This Roller Coaster Fails To Capture The Spirit Of My Heroic Adventures

Green Lantern

To say I was flattered when I heard Six Flags was interested in developing a thrill ride bearing my name is an understatement. I was quite frankly honored, and even excited, that someone would choose to tell my story in roller-coaster form. I just thought, “What a cool thing,” you know? It was a real feather in my cap, and a real treat.

But I have to say, when I finally saw my namesake ride, my enthusiasm quickly turned to disappointment. The Green Lantern roller coaster may be fun for the casual amusement-park patron, sure, but it is a complete and utter failure when it comes to telling the tale of my heroic exploits.


I, who saved the universe from the Sinestro Corps when they spilled forth from Qward to instill fear in all whom they encountered, no longer feel honored. Now I merely feel like a guy whose name has been cheaply plastered all over a poorly planned, woefully unrepresentative green roller coaster.

First of all, the ride is over in 150 seconds. That’s not even the length of time it takes to tell the story of a single one of my battles with Solomon Grundy, let alone the decades of daring feats I, and those others who have worn the power ring, have undertaken. I’m not asking for some sort of all-day epic here. It’s a roller coaster. They go fast. I get it. But would lengthening the ride so passengers could at least gain a cursory knowledge of the power ring’s origins or the Guardians of the Universe really be too much to ask?

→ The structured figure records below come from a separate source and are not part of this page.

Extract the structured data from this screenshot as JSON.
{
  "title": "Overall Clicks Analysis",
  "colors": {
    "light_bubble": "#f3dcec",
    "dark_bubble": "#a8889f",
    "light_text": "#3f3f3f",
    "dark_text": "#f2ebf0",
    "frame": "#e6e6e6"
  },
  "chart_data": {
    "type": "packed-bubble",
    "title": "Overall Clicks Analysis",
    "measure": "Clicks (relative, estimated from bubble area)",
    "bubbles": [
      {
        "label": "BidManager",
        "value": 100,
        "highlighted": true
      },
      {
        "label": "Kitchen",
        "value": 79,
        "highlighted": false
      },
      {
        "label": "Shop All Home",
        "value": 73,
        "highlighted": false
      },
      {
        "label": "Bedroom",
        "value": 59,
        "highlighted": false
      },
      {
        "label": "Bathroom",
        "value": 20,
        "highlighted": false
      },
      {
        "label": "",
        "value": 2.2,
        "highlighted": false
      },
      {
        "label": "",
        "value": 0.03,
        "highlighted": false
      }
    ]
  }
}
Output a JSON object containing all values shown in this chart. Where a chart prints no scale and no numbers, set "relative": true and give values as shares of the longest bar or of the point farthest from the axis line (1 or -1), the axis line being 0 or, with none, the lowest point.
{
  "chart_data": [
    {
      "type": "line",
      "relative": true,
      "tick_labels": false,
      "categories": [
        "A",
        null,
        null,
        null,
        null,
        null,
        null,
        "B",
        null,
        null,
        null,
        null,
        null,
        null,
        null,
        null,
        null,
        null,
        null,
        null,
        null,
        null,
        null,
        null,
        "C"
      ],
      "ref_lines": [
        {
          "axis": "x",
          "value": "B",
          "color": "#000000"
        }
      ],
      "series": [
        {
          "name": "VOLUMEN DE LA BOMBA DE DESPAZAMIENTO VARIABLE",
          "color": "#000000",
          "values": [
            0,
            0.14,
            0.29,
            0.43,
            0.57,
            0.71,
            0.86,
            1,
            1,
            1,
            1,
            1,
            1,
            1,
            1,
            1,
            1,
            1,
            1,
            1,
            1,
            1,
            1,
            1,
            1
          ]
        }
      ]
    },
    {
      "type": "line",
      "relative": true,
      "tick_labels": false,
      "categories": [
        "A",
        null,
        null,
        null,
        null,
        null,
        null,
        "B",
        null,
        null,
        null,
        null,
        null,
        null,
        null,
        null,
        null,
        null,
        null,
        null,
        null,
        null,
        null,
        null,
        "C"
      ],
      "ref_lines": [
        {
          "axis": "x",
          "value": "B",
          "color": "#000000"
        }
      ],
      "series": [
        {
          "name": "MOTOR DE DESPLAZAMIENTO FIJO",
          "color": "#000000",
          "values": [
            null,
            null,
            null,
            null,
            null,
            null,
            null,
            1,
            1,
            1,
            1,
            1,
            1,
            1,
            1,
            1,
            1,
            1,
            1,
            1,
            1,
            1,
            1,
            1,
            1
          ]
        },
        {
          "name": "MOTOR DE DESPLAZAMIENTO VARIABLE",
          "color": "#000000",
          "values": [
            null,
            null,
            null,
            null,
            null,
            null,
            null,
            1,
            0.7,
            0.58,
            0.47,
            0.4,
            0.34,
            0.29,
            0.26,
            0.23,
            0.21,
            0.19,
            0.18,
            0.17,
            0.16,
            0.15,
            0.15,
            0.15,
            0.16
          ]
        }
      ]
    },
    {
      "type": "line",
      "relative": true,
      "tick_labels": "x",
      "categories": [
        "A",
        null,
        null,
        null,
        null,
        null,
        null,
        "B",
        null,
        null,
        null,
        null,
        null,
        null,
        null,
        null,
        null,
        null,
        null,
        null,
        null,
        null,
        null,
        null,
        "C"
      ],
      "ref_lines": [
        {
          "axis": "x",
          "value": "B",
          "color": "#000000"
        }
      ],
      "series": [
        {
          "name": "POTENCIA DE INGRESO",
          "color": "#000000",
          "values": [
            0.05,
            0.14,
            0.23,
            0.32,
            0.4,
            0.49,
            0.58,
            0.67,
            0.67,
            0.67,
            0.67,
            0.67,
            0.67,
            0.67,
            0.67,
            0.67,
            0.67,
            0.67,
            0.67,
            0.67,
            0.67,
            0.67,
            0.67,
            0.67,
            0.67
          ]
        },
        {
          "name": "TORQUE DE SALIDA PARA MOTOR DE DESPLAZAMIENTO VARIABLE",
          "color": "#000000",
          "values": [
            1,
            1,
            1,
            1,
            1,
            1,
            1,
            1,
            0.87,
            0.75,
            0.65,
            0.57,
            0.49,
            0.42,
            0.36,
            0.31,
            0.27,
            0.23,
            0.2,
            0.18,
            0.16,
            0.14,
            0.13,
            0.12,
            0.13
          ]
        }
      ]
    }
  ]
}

But let’s get to the actual content of the ride. It is essentially a series of corkscrews, loops, and drops on a green track surrounded by absolutely no accompanying scenery, animatronic characters, textual support, or—aside from a low-quality and largely obligatory audio clip of the Green Lantern oath that plays in the first few seconds—story exposition. Take out that sound bite and replace the sign out front and what do you got? A big spiraling piece of metal, folks. Nothing more, nothing less.

And why exactly is riding around in loops and corkscrews the primary focus of a Green Lantern ride at all? I don’t think I’ll be blowing a lot of minds here when I say that I don’t exactly do a lot of looping and corkscrewing in my day-to-day life. In fact, I never do those things. And if I did, I certainly would not do them while standing vertically in a car. I can fly, you know. You’d think that, with a little bit of effort, Six Flags could one day build a roller coaster ride that actually tries to simulate the act of flying. Oh, that’s right—they already have. It’s called Superman: Ultimate Flight, and it’s at Six Flags Great America. Unbelievable.


I won’t even get into how my roller coaster’s tagline, “Stand Up to Your Fear,” is something I have never said, and seems to exist solely as a reference to the fact that this is a stand-up roller coaster.

Now, I suppose one could, if one were being exceedingly generous, make an argument that the 15-story ascent and drop at the beginning could parallel my origins, when I was a fighter pilot and happened upon the crashed spaceship of the dying alien Abin Sur, who gave me my power ring. But at 63 miles per hour, it hardly approximates the speeds I achieved in a jet, let alone the speeds I now reach flying through the depths of space to visit Oa, the home of the Green Lantern Corps. And, again, absolutely no backstory is provided at any point during the ride, so let’s just get real here and admit that none of this has anything to do with me or my adventures. It’s just a drop. They wanted to build a roller coaster with a drop. Whoop-dee-do. Mission accomplished.


And while we’re talking about backstory, where were the other Green Lanterns? Where were Guy Gardner, John Stewart, and Kyle Rayner? Not even a nod to Alan Scott, the Golden Age Green Lantern? I’m sorry, but that’s a slap in the face of the Green Lantern legacy. Dishonor me if you must, but at least throw a bone to those guys, for God’s sake.

It’s as if the people who run Six Flags never even researched my exploits before affixing my name to the coaster. In fact, I bet park-goers probably walk out of the Green Lantern ride knowing less about me than they did going in. If you’re going to put a person’s name on something, then make it at least somewhat representative of that individual. As it is currently constructed—and I would be shocked if they didn’t come to their senses and make some major changes very soon—the Green Lantern ride could pretty much be “about” anyone or anything. With a few tiny alterations, it could be the Green Arrow ride. Or the Green Hornet ride. Or the fucking Jolly Green Giant Ride. Or just Green: The Ride. That’s right. A roller coaster all about the thrilling adventures and captivating saga of the color green. How’s that sound, everybody?


Now, if the people at Six Flags would like to sit down and talk about how to make this ride truer to my story, then we can do that. I still think a Green Lantern ride is very interesting in theory, I have a lot of ideas, and I work well in groups. So if there’s any interest in that, I am more than willing to sit down at a table and hash it out.

Otherwise, I have to say, agreeing to license my name and likeness to Six Flags is starting to look like a seriously bad move on my part.